Durchatmend stützte ich mich auf meinen Knien ab und lehnte mich an das Regal hinter mir. Eine Frau, die gerade zwei Wälzer in der Hand hielt und anscheinend gerade dabei war, sich für einen zu entscheiden, warf mir über den Rand ihrer Lesebrille hinweg einen schrägen Blick zu und wandte sich dann kopfschüttelnd ab.
Ich schloss kurz die Augen und versuche mein rasendes Herz zu beruhigen. Gott, war das gruselig gewesen.
Den hinteren Teil dieser Bibliothek würde ich ab jetzt definitiv großzügig meiden.
Ich stieß mich vom Regal ab und ging zur Ausleihe, wo immer noch der alte Herr saß. Die alte Dame war aber weg.
,,Guten Tag'', begrüßte ich ihn und stützte mich ein wenig auf den Tresen. Er hob eine Augenbraue. ,,Alles gut bei Ihnen, Miss? Sie klingen ein wenig außer Atem.''
,,Ja'', keuchte ich. ,,Ja.''
Sein Blick fiel auf etwas in meiner Hand. Ein wissender Ausdruck legte sich in seine Augen. ,,Ah, ich verstehe."

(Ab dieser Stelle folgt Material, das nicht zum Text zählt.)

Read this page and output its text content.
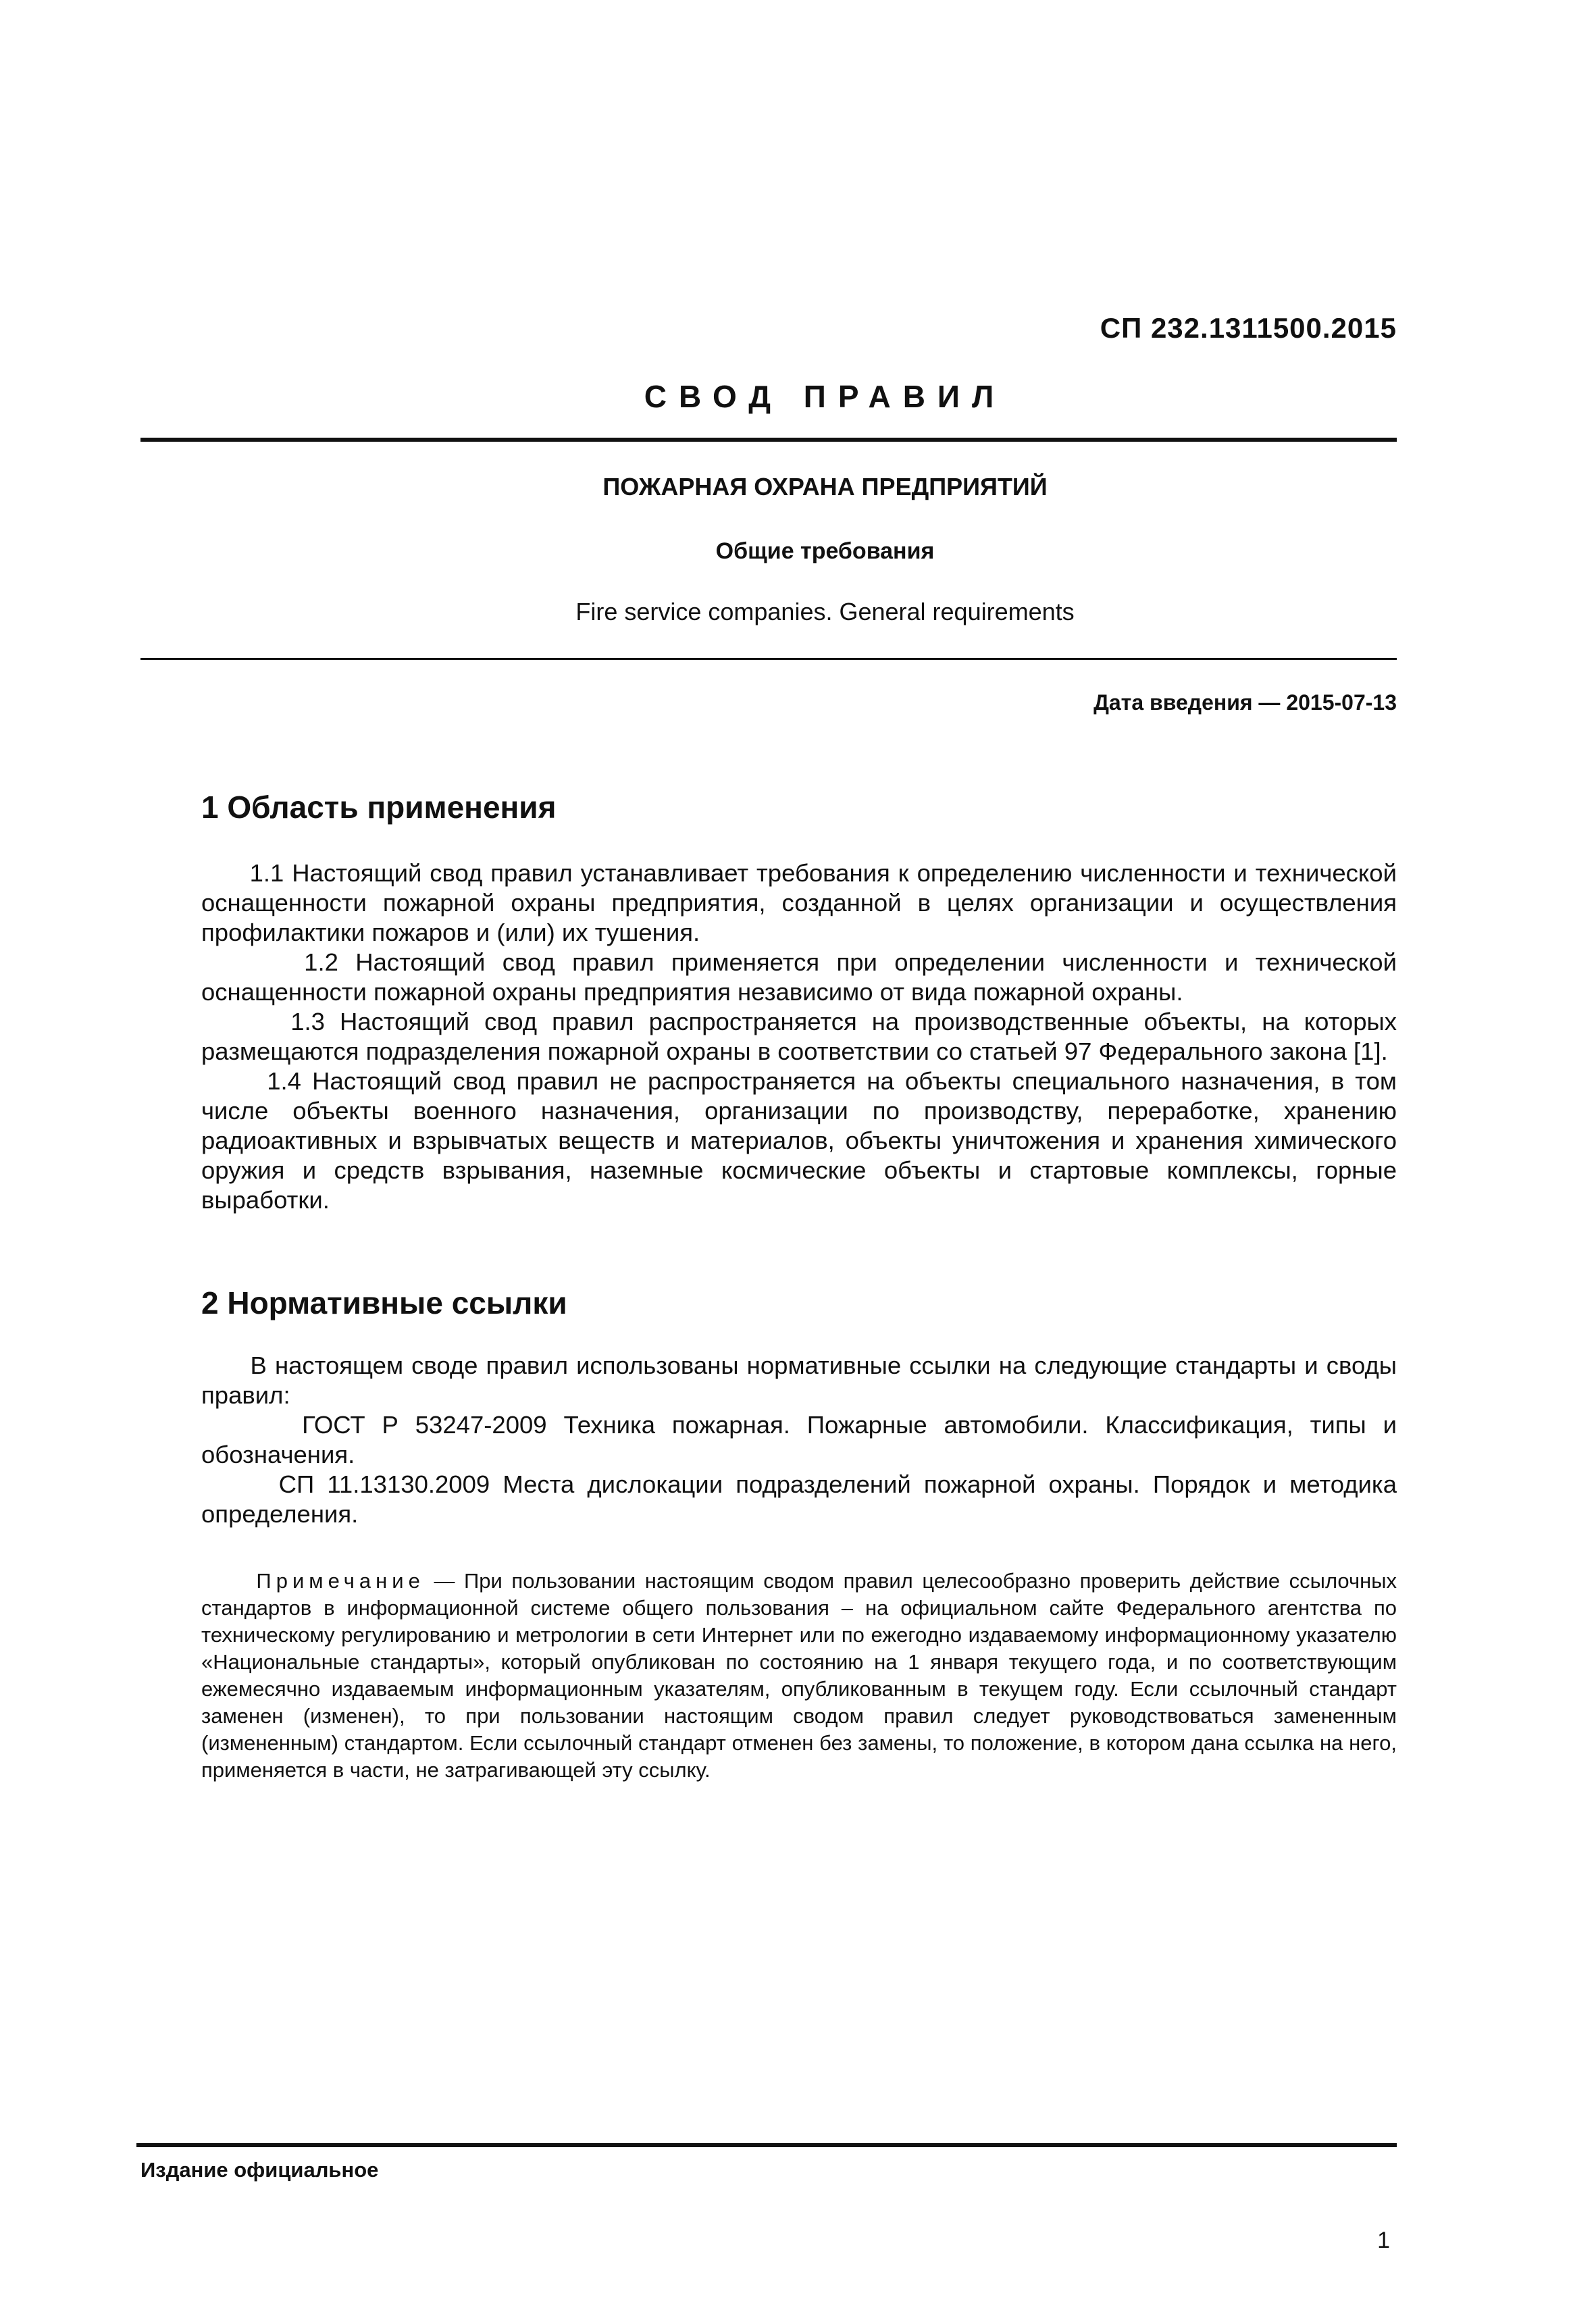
СП 232.1311500.2015
СВОД ПРАВИЛ
ПОЖАРНАЯ ОХРАНА ПРЕДПРИЯТИЙ
Общие требования
Fire service companies. General requirements
Дата введения — 2015-07-13
1 Область применения

1.1 Настоящий свод правил устанавливает требования к определению численности и технической оснащенности пожарной охраны предприятия, созданной в целях организации и осуществления профилактики пожаров и (или) их тушения.

1.2 Настоящий свод правил применяется при определении численности и технической оснащенности пожарной охраны предприятия независимо от вида пожарной охраны.

1.3 Настоящий свод правил распространяется на производственные объекты, на которых размещаются подразделения пожарной охраны в соответствии со статьей 97 Федерального закона [1].

1.4 Настоящий свод правил не распространяется на объекты специального назначения, в том числе объекты военного назначения, организации по производству, переработке, хранению радиоактивных и взрывчатых веществ и материалов, объекты уничтожения и хранения химического оружия и средств взрывания, наземные космические объекты и стартовые комплексы, горные выработки.

2 Нормативные ссылки

В настоящем своде правил использованы нормативные ссылки на следующие стандарты и своды правил:

ГОСТ Р 53247-2009 Техника пожарная. Пожарные автомобили. Классификация, типы и обозначения.

СП 11.13130.2009 Места дислокации подразделений пожарной охраны. Порядок и методика определения.

Примечание — При пользовании настоящим сводом правил целесообразно проверить действие ссылочных стандартов в информационной системе общего пользования – на официальном сайте Федерального агентства по техническому регулированию и метрологии в сети Интернет или по ежегодно издаваемому информационному указателю «Национальные стандарты», который опубликован по состоянию на 1 января текущего года, и по соответствующим ежемесячно издаваемым информационным указателям, опубликованным в текущем году. Если ссылочный стандарт заменен (изменен), то при пользовании настоящим сводом правил следует руководствоваться замененным (измененным) стандартом. Если ссылочный стандарт отменен без замены, то положение, в котором дана ссылка на него, применяется в части, не затрагивающей эту ссылку.
Издание официальное
1
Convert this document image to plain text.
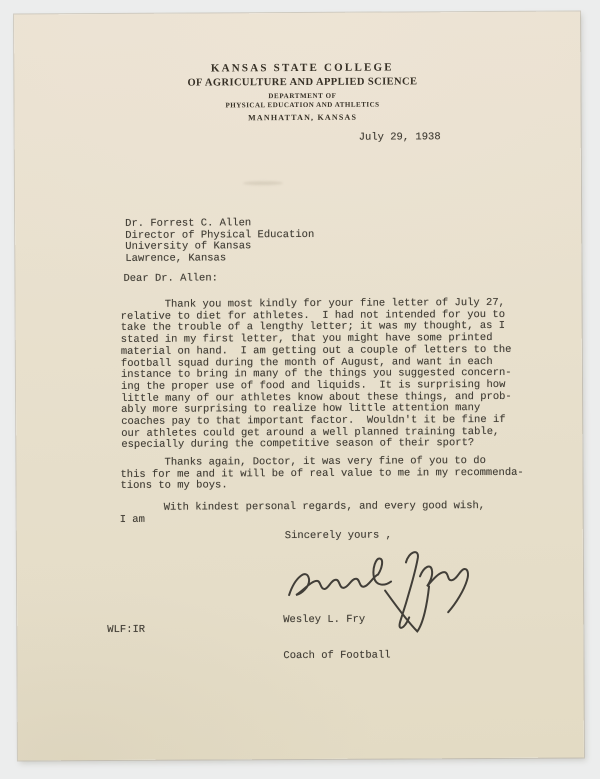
KANSAS STATE COLLEGE
OF AGRICULTURE AND APPLIED SCIENCE
DEPARTMENT OF
PHYSICAL EDUCATION AND ATHLETICS
MANHATTAN, KANSAS
July 29, 1938
Dr. Forrest C. Allen
Director of Physical Education
University of Kansas
Lawrence, Kansas
Dear Dr. Allen:
Thank you most kindly for your fine letter of July 27,
relative to diet for athletes.  I had not intended for you to
take the trouble of a lengthy letter; it was my thought, as I
stated in my first letter, that you might have some printed
material on hand.  I am getting out a couple of letters to the
football squad during the month of August, and want in each
instance to bring in many of the things you suggested concern-
ing the proper use of food and liquids.  It is surprising how
little many of our athletes know about these things, and prob-
ably more surprising to realize how little attention many
coaches pay to that important factor.  Wouldn't it be fine if
our athletes could get around a well planned training table,
especially during the competitive season of their sport?
Thanks again, Doctor, it was very fine of you to do
this for me and it will be of real value to me in my recommenda-
tions to my boys.
With kindest personal regards, and every good wish,
I am
Sincerely yours ,

Wesley L. Fry

Coach of Football

WLF:IR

,,Was?'' Ich folgte seinem Blick und merkte erst jetzt, dass ich das unheimliche Buch immer noch in meiner Hand hielt. ,,Oh..was?'' Ich sah wieder auf. ,,Ach ja? Was verstehen Sie denn?''
Er lächelte geheimnisvoll. ,,Sie möchten dieses Buch ausleihen?''
Unsicher musterte ich das Buch genauer und zuckte schließlich mit den Schultern. ,,Ich steh zwar eigentlich nicht so auf Gruselgeschichten, aber was soll's.''
Der Bibliothekar nahm das Buch entgegen. ,,Wissen Sie, an allen Legenden ist etwas wahres dran. An manchen mehr als an anderen.''
,,Hm'', machte ich nur. ,,Wenn Sie meinen.''
,,Sie sind nicht in unserem Computer eingetragen. Füllen Sie dieses Anmeldeformular dann doch bitte aus, damit wir Sie in unsere Kartei aufnehmen können.''
Während ich Formular und Kugelschreiber entgegen nahm, fiel mir der eigentliche Grund ein, warum ich hergekommen bin. ,,Haben Sie hier auch Geschichtsbücher über Valdez?'', erkundigte ich mich.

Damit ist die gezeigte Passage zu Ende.